As e-trading increases in importance, Wells Fargo has leapfrogged over some long-established players to become the most commonly used dealer for the electronic trading of investment grade corporate bonds.

Those are among the key findings of a new report from Greenwich Associates entitled, The Continuing Corporate Bond Evolution, which presents results from the Greenwich Associates 2015 US Fixed Income Investors Study, also reveals that as e-trading has increased in importance, Wells Fargo has leapfrogged over some long-established players to become the most commonly used dealer for the electronic trading of investment grade corporate bonds.

The report suggests that liquidity in in corporate bonds is also improving, albeit slightly. The number of investors that believe executing orders over USD15 million in notional volume is either difficult or extremely difficult dropped from 81 per cent in 2014 to 71 per cent in 2015. 
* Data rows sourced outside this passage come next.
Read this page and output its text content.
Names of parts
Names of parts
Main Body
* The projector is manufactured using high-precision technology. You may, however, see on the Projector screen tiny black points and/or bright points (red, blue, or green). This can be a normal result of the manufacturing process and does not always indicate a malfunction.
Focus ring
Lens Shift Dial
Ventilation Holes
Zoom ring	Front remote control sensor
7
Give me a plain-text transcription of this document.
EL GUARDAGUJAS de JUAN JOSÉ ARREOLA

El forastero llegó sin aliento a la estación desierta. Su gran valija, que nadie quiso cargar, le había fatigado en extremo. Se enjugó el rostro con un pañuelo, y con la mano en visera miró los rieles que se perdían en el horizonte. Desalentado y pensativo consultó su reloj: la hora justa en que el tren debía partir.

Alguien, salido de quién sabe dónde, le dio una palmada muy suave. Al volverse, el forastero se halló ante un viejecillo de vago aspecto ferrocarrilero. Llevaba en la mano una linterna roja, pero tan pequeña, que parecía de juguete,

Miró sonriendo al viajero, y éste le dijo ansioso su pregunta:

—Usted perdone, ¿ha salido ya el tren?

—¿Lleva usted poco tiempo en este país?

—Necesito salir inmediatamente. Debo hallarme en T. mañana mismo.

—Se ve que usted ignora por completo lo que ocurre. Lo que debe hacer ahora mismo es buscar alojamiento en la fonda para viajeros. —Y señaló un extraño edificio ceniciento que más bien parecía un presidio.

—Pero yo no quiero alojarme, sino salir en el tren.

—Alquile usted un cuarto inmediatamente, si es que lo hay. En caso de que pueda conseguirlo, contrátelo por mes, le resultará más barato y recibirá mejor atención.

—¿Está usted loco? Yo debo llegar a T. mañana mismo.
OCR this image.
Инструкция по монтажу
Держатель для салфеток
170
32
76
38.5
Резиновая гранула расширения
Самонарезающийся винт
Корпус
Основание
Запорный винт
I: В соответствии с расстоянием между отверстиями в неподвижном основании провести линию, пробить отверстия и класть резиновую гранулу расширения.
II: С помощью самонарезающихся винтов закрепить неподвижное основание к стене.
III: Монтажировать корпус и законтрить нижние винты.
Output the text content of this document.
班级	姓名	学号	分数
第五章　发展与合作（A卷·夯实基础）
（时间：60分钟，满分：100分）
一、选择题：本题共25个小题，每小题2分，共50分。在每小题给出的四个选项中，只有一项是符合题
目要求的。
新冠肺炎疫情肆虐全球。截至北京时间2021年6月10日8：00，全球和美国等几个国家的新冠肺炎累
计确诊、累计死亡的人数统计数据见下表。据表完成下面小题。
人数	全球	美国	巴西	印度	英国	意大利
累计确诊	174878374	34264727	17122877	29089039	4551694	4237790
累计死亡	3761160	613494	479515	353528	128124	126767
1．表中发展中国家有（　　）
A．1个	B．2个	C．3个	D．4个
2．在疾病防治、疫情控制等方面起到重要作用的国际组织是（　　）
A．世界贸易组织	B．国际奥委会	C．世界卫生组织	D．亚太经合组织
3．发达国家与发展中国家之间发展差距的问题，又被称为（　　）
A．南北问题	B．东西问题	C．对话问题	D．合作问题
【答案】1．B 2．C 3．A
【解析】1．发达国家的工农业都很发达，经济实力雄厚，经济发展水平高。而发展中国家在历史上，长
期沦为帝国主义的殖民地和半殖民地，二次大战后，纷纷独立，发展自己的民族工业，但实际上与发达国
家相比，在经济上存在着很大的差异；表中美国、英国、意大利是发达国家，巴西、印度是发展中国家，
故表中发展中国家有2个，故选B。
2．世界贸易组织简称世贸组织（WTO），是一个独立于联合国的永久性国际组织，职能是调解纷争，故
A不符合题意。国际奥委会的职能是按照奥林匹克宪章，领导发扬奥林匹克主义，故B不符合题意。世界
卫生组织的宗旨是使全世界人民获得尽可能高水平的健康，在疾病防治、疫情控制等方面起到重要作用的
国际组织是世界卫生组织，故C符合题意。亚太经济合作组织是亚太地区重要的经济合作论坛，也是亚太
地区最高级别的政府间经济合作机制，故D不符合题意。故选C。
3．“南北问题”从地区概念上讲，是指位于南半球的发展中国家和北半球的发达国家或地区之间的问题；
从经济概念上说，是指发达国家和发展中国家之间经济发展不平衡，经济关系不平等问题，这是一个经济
“Clearly trading large blocks of corporate bonds is still no walk in the park; however any easing of this burden should be seen as a step in the right direction,” says Kevin McPartland, Head of Market Structure and Technology Research at Greenwich Associates.
 
According to the report, high yield bonds are the next electronic trading frontier. Although only 6 per cent of high yield trading volume is executed electronically, bonds that fit into the illiquid category are the focus of several new bond trading platforms now in expansion mode. Throw in an insatiable appetite for yield in this low-rate environment and the path to more high yield electronic trading is clear.

The report also says that investor interest in “all-to-all trading platforms” increased from 38 per cent in 2014 to 43 per cent in 2015. This shift points to a growing appetite among investors for trading anonymously with any market participant that is offering the right security at the right price and size.